Ft. Worth & D. C. Ry. Co. v. Southern Kansas Ry. Co. of Texas

151 S.W. 850, 1912 Tex. App. LEXIS 1046
CourtCourt of Appeals of Texas
DecidedNovember 2, 1912
StatusPublished
Cited by4 cases

This text of 151 S.W. 850 (Ft. Worth & D. C. Ry. Co. v. Southern Kansas Ry. Co. of Texas) is published on Counsel Stack Legal Research, covering Court of Appeals of Texas primary law. Counsel Stack provides free access to over 12 million legal documents including statutes, case law, regulations, and constitutions.

Bluebook
Ft. Worth & D. C. Ry. Co. v. Southern Kansas Ry. Co. of Texas, 151 S.W. 850, 1912 Tex. App. LEXIS 1046 (Tex. Ct. App. 1912).

Opinion

HALL, J.

This suit was instituted by the Ft. Worth & Denver City Railway Company, in the district court of Potter county, against the Southern Kansas Railway Company of Texas and the Pecos & Northern Texas Railway Company to recover a strip of land lying immediately south of plaintiff’s main track across section 156, block, 2, A. B. & M. surveys, in Potter county, Tex. The strip of land in question is 50 feet wide and 750 feet long; the northern line thereof being 50 feet south of and parallel with the center of plaintiff’s main track, and its southern line being 100 feet south of the center of said track. Plaintiff’s petition is in the form of trespass to try title, and this is followed by a second count, pleading specially its title, in which it set forth a history of the granting of its special charter in 1873 (Sp. Laws 1873, c. 208), its compliance with the requirements of its charter, and further alleging that since the completion of its road the town of Amarillo had grown to be a city of over 10,000 inhabitants, and that the land in controversy, which is a part of the town of Amarillo, is now needed for the construction of switch and storage tracks, and for the proper conduct of plaintiff’s business as a common carrier.

The defendants answered by general demurrer, general denial, plea of not guilty, and pleaded the statutes of limitation of three, four, five, and ten years, set up valuable improvements, and by special answer attacked plaintiff’s right to the land in controversy, because of plaintiff’s failure to comply with the requirements of its charter. Plaintiff filed a supplemental petition, attacking the spe-rial answer of the defendants, and a special exception, which was overruled. There was a trial before a jury, and after the evidence was all in the court peremptorily instructed the jury to find in favor of defendants, and this appeal is prosecuted from the judgment rendered upon such findings.

Plaintiff’s assignments of error do not comply with rules 24 and 25 for the Courts of Civil Appeals (142 S. W. xii); but, by reason of the fact that at the time the appeal herein was perfected said rules had not been printed and generally distributed, we are not inclined to heed the objections of appellees to the-sufficiency of the assignments as heretofore announced by us in the case of Davidson v. Patton, 149 S. W. 757.

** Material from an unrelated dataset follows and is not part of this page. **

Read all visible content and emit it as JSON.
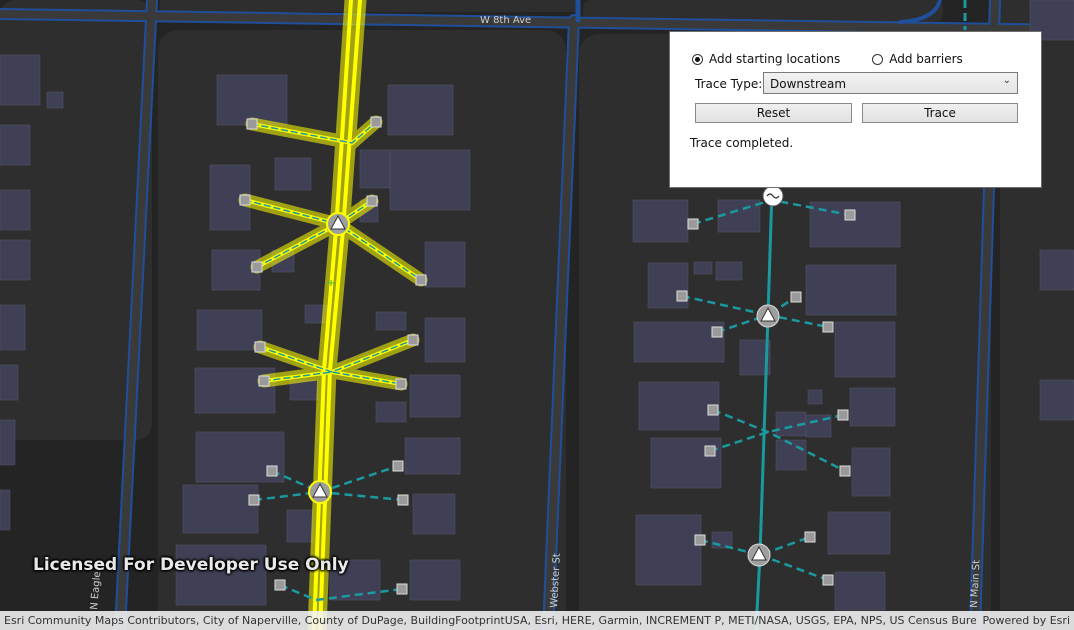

*852 [1] Our attention is also directed, to the form of appellees’ brief, wherein they first submit four “counterpropositions to all of appellant’s assignments.” This is manifestly a violation of the rules, but we waive the informality and give both briefs full consideration. The principal questions presented for our consideration are these: (1) Does the grant contained in appellant’s charter in the following words, “That the right of way, to be held to the extent of 200 feet in width, is hereby granted to said railway company, through the public lands of Texas,” etc., sufficiently designate the property therein sought to be granted, or is it void for uncertainty? (2) If sufficiently certain, was (he grant effective in prsesenti, or was it intended to take effect in the future, after the first.section of 25 miles of the road was built, if completed within three years from the passage of the act, and an additional 30 miles every two years thereafter until completed through the state, as provided in section 12 of the act, and did the effectiveness of the grant further depend upon compliance with section 15 of the act, which is: “That within six months after the organization of the company incorporated by this act, it shall be the duty of said company to file with the Commissioner of the General Land Office of the state plans and maps, showing the line upon which it is intended to construct said road.”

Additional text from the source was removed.